A different question, not specifically given before, is "What is the likelihood that EXACTLY ONE child will have the disease, and the other 3 will be free of it?". Counting the number of permutations that have exactly 1 child with the disease gives 108 such outcomes. So the probability of EXACTLY ONE child having the disease out of 4 is 108/256 = 0.4219 or about 42.2%. This case is NOT mutually exclusive from the case of AT LEAST ONE child having the disease, but rather it is one component of that greater aggregate possibility. Also, note that this is the probability of ANY SINGLE ONE out of the 4 being the lone unlucky child, not the probability of specifically child #1 or specifically child #2 having the disease - those would be back to the 25% probabilities we started with.

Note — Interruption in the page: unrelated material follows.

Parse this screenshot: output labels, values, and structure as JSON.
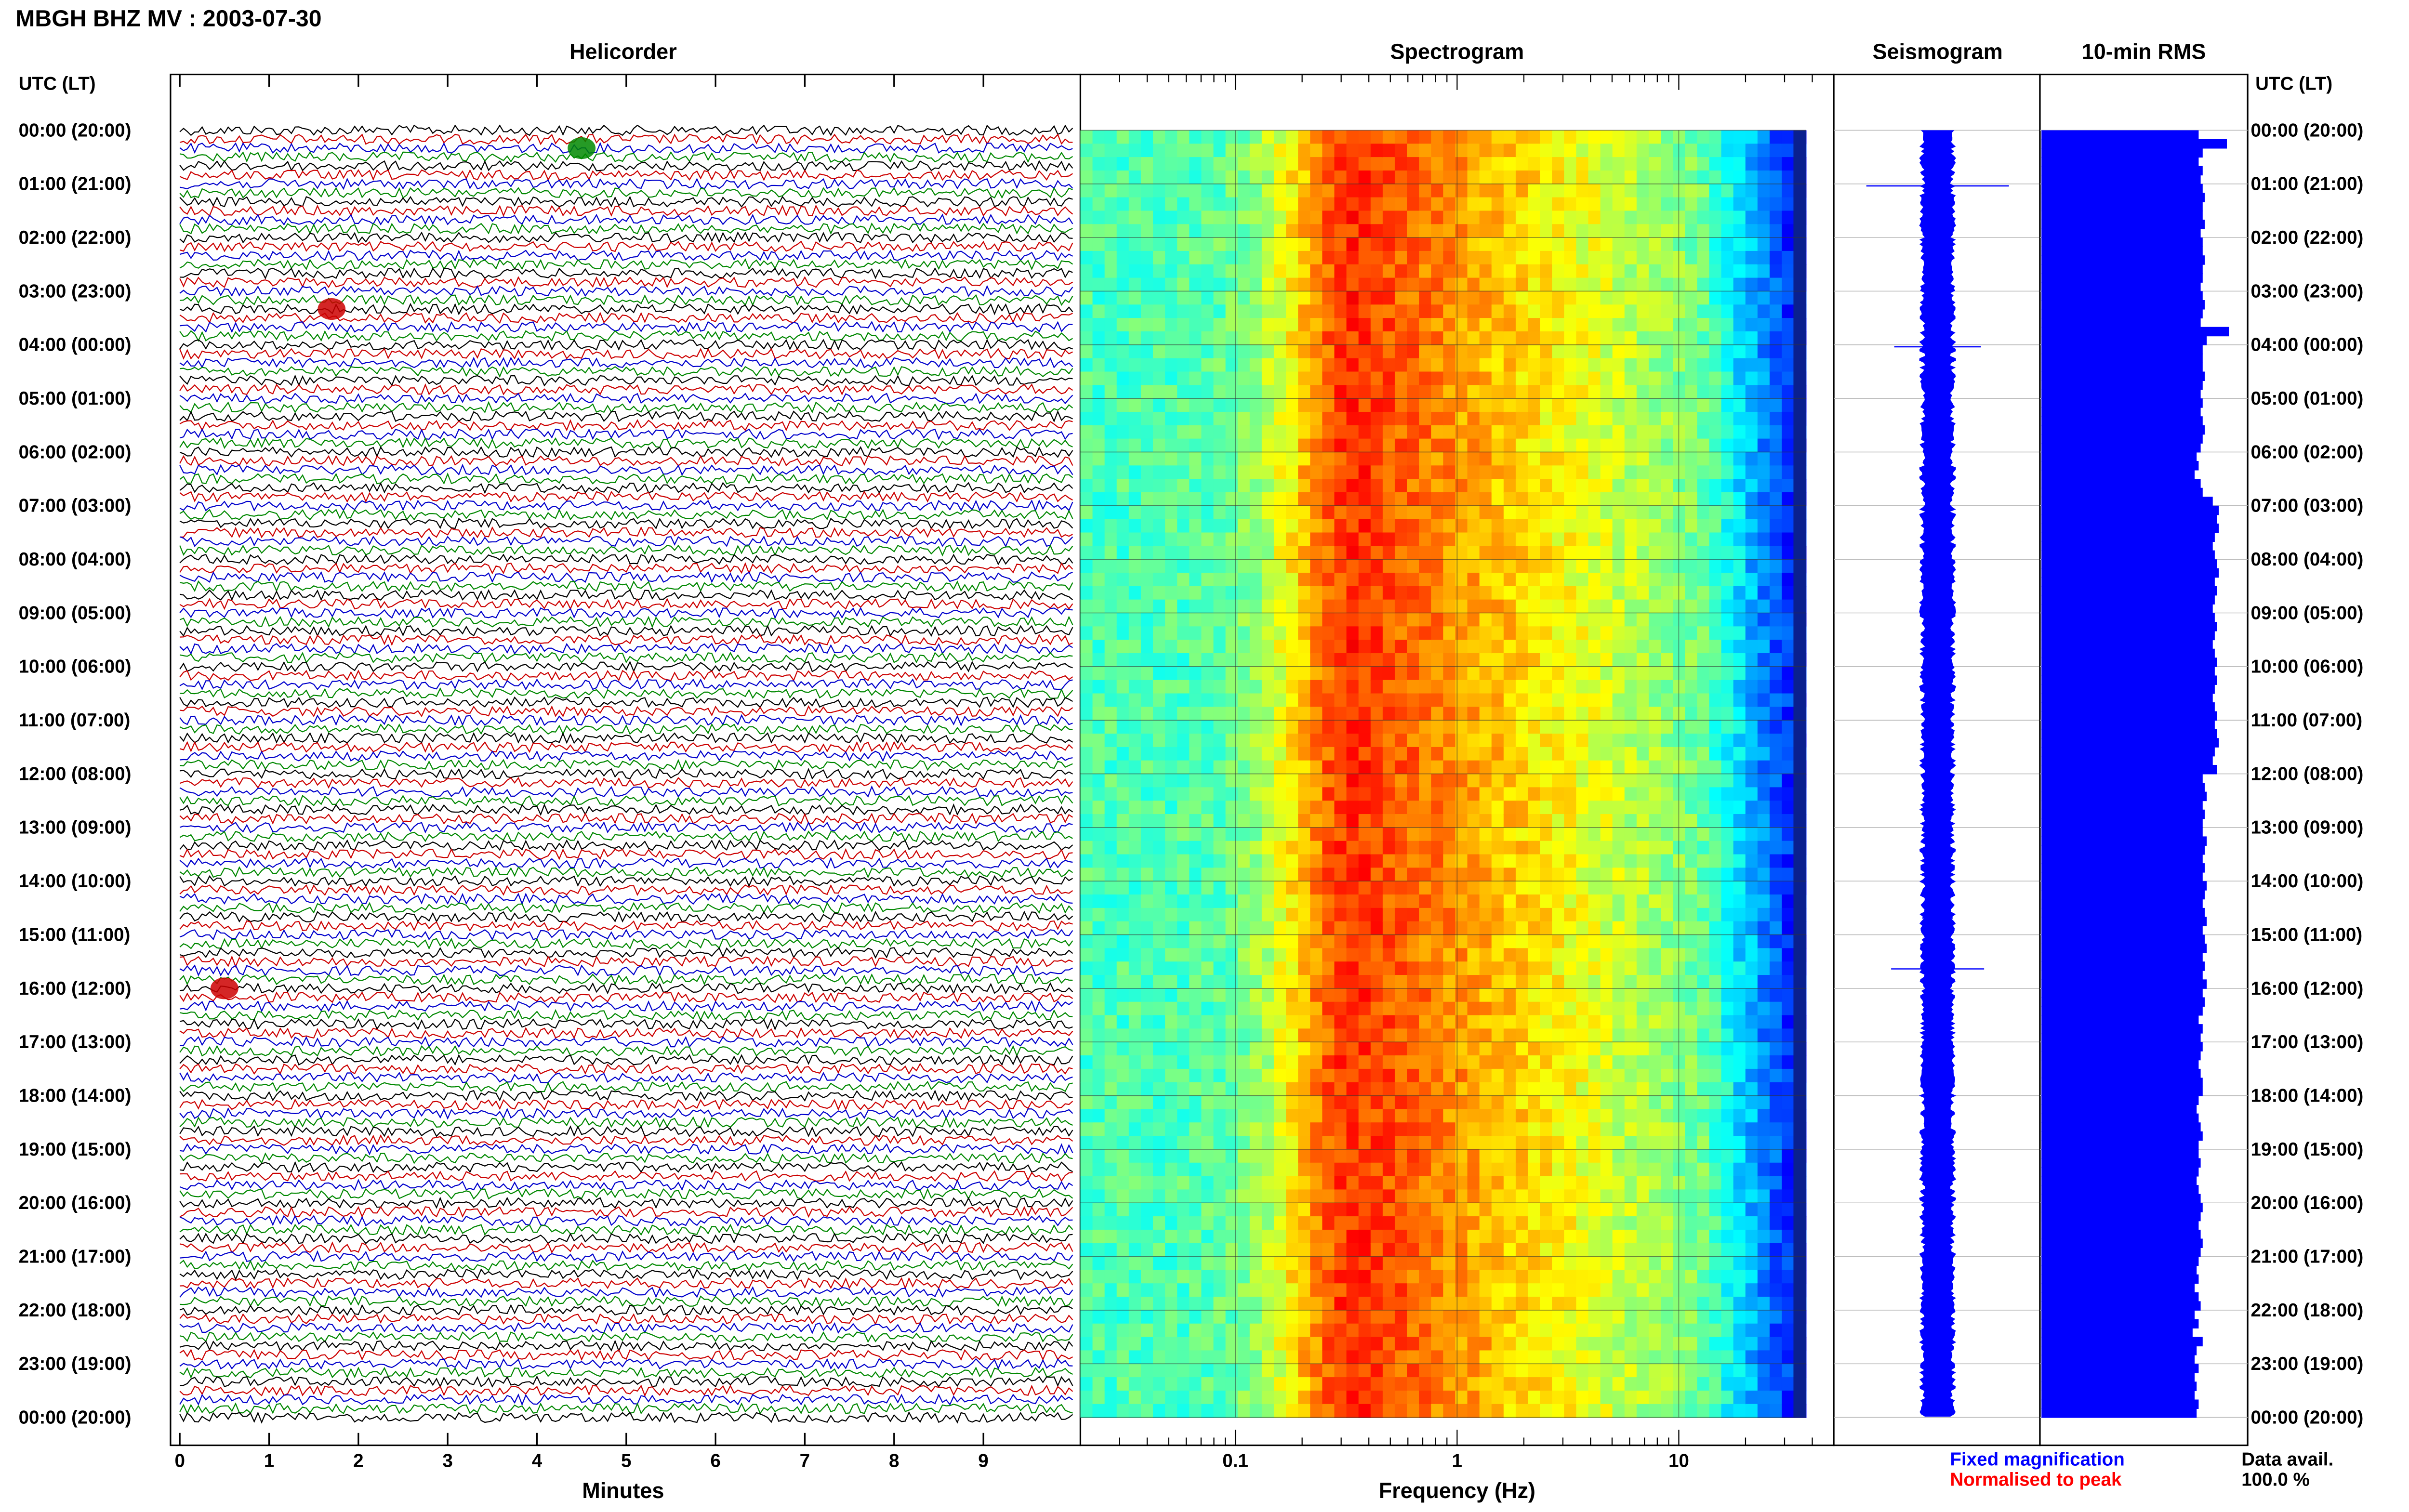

How many cases are there where EXACTLY 2 children out of 4 have the disease? There are 54 such cases, giving a probability of 54/256 = 0.2109 or 21.9%
There are 12 cases where EXACTLY 3 children out of 4 have the disease, giving a probability of 12/256 = 0.0469 or 4.7%
There is exactly 1 case where all 4 children out of 4 have the disease, giving a probability of this outcome of 1/256 = 0.0039 or about 0.4%
Once again, the total of all the possible mutually-exclusive outcomes is:
81 none of the 4 children has disease
108 where 1 child out of 4 has disease
54 where 2 children out of 4 have the disease
12 where 3 children out of 4 have the disease
1 where all 4 children have the disease
---------------------
256 total possible outcomes
Notice that the case of AT LEAST ONE child having the disease given earlier (0.6836) DOES equal the sum of the 4 more restrictive cases where EXACTLY 1, 2, 3 or 4 children have the disease ( 0.4219 + 0.2109 + 0.0469 + 0.0039 = 0.6836). It may be confusing that I am adding these probabilities here, but this is because these are essentially "simultaneous" probabilities as given, not sequential probabilities of 4 things happening in a row.
Hopefully this helps prove that the math I used in the other thread is correct and does give the correct result. By going through each of the individual permutations, this is a brute-force way of getting the same answer, but perhaps it is easier to see that it is correct.
I'll try to monitor this thread frequently throughout the weekend to get into more explanations, or other case examples if I can. But, I have a be spending a lot of time up in the attic this weekend to get some air-sealing and insulation done before the colder Winter weather really hits us here.